Mahkemece davacının küçük düşürücü, rencide edici, namus ve haysiyeti zedeleyici herhangi bir hareketi bulunmadığı gerekçesiyle işe iade isteğinin kabulüne karar verilmiş ise de, davacı tarafından üst yönetime gönderilen mektup içeriğinde bahsi geçen yöneticiler hakkında ”hırsızlık, rüşvet verme, sahte fatura düzenleme, ayıplı mal satma, şirkette çalışan bayanlarla ilişki kurma ” şeklinde isnat edilen eylemlerin yöneticilerin şeref ve namusuna dokunacak, şeref ve haysiyet kırıcı nitelikte söz ve eylemler olduğu anlaşılmaktadır. Davacı işçinin bu davranışının iş sözleşmesinin feshinde haklı sebebin varlığının kabul edilmesini gerektirdiği gözetilmeden mahkemece aksi kanaatle yazılı şekilde karar verilmesi bozma sebebidir.

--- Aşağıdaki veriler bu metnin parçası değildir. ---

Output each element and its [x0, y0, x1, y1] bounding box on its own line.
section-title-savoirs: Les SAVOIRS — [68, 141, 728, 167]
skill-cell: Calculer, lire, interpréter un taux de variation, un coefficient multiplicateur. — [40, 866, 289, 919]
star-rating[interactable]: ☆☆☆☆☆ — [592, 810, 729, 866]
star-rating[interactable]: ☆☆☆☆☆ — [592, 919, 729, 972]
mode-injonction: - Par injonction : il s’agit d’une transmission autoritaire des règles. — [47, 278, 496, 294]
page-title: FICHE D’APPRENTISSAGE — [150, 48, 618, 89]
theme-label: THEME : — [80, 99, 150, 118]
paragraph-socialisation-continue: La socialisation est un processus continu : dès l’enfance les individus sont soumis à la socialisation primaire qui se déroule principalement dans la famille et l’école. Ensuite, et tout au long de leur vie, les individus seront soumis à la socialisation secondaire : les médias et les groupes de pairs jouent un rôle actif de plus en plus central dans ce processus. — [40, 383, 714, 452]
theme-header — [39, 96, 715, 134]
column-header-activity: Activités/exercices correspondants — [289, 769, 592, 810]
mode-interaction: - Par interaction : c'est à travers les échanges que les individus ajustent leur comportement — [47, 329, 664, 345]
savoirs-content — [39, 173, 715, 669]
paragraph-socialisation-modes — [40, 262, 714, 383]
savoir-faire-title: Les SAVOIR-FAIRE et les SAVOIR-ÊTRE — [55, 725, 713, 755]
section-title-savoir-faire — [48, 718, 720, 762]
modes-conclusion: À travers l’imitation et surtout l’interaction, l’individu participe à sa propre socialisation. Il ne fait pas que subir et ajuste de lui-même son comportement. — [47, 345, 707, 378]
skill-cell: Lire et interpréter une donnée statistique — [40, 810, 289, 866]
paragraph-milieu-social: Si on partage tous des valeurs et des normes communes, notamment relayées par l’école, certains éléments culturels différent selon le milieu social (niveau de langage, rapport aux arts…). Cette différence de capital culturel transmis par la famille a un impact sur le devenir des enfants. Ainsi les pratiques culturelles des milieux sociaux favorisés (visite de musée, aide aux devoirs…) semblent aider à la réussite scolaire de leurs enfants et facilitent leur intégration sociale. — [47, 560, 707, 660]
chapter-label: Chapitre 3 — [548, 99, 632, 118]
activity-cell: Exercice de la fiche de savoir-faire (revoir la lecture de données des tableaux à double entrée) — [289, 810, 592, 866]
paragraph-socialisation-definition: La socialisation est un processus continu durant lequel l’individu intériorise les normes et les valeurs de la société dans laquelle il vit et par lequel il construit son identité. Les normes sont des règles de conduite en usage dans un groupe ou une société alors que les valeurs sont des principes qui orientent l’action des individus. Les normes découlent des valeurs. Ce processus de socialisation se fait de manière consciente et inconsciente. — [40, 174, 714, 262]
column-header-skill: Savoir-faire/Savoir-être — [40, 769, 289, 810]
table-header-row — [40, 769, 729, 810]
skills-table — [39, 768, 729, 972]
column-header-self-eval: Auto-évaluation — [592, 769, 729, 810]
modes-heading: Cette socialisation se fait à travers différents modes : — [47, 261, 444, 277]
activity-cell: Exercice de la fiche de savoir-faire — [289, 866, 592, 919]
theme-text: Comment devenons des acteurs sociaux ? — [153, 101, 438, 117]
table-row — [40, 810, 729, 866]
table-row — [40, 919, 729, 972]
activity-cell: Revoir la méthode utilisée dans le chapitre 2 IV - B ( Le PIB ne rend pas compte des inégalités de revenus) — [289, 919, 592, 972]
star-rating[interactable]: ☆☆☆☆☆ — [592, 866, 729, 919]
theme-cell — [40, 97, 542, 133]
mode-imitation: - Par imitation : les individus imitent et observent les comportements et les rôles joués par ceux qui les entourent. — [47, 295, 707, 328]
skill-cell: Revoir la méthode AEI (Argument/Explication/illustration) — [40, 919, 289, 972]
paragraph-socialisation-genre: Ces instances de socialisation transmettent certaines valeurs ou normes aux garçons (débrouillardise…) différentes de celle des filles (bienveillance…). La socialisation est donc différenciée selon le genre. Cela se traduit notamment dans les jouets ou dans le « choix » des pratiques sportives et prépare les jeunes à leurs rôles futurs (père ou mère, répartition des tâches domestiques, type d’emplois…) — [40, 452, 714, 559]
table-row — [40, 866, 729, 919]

Belirtilen sebeplerle, 4857 sayılı Kanun’un 20. maddesinin 3. fıkrası uyarınca, hükmün bozulmak suretiyle ortadan kaldırılması ve aşağıdaki gibi karar verilmesi gerekmiştir.

HÜKÜM: Yukarıda belirtilen sebeplerle;

1-Mahkemenin yukarıda tarih ve sayısı belirtilen kararının BOZULARAK ORTADAN KALDIRILMASINA,

2-Davanın REDDİNE,

3-Karar tarihi itibariyle alınması gerekli olan 27,70 TL karar ve ilam harcından, peşin alınan 25,20 TL harcın mahsubu ile bakiye 02,50 TL karar ve ilam harcının davacıdan tahsili ile hazineye irad kaydına,

4-Davacının yapmış olduğu yargılama giderinin üzerinde bırakılmasına, davalının yaptığı 295,00 TL yargılama giderinin davacıdan tahsili ile davalıya ödenmesine,

5-Karar tarihinde yürürlükte bulunan tarifeye göre 1.500,00 TL vekâlet ücretinin davacıdan alınarak davalıya verilmesine,

6-Peşin alınan temyiz harcının isteği halinde davalıya iadesine, kesin olarak 22.01.2015 tarihinde oybirliği ile karar verildi.